The specific endpoint code that is used to upload files to the server:

@app.route('/upload', methods=['POST'])
def upload_file():
    data = request.json

    print(data)

    if not data or 'openaiFileIdRefs' not in data or len(data['openaiFileIdRefs']) == 0:
        return jsonify({"error": "No files to upload"}), 400

    file_paths = []
    try:
        for file_ref in data['openaiFileIdRefs']:
            response = requests.get(file_ref['download_link'])
            if response.status_code == 200:
                file_path = os.path.join('files', file_ref['name'])
                with open(file_path, 'wb') as f:
                    f.write(response.content)
                file_paths.append(file_path)
            else:
                return jsonify({"error": f"Failed to download file {file_ref['name']}"}), 500

        return jsonify({"file_paths": file_paths}), 200
    except Exception as e:
        return jsonify({"error": str(e)}), 500

The only error that occurs is error 400, the assistant simply does not transfer the list of files, to which my code responds with an error

Thanks in advance to everyone who will participate in this topic!

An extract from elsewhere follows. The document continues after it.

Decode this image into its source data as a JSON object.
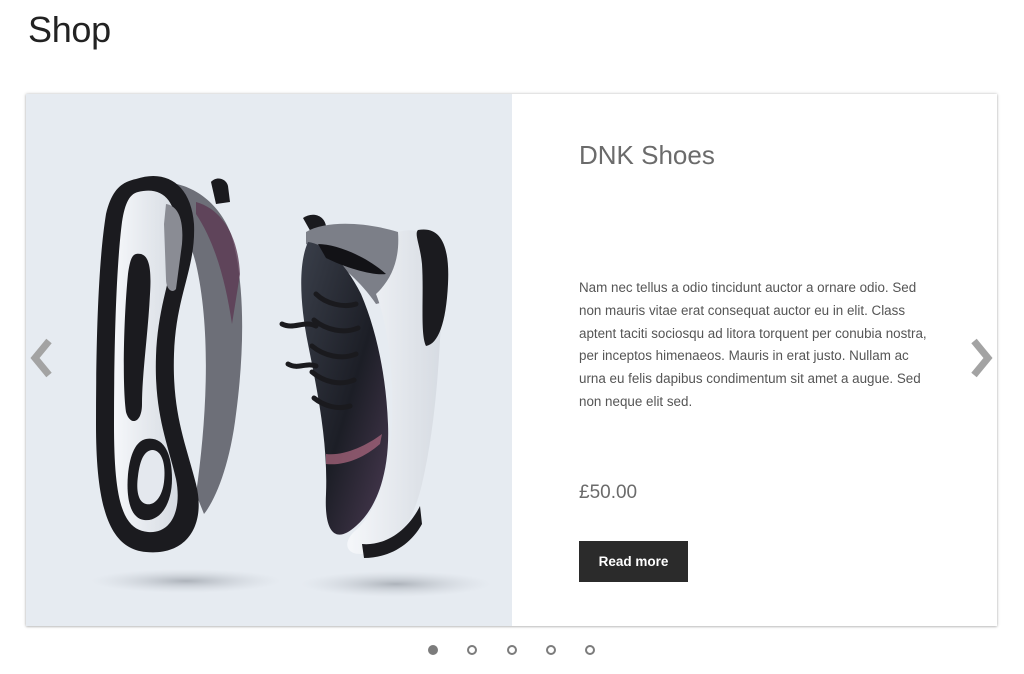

Indeed, the built it interpreter is impossible to control, and I wanted to build interpreter for with my own context.

I struggled with this, trying openaiFileResponse (didn’t work - was able to send files I uploaded, but not the generated code), sending files with base64 (gpt is doing mistakes in the code, forgetting parenthesis), and finally what worked for me is simply to send the file as text. Here’s the relevant action description:
post:
operationId: testCode
description: Gets code, run it, and get the results of the code run
x-openai-isConsequential: false
requestBody:
required: true
description: code
content:
application/json:
schema:
type: object
properties:
code:
type: string
format: byte
description: Code that is using pippete.

For the server, I used aws lambda.
The result is nice: GPT is generating code, sending to the lambda service, and if there are errors - it can fix those on the fly and resend.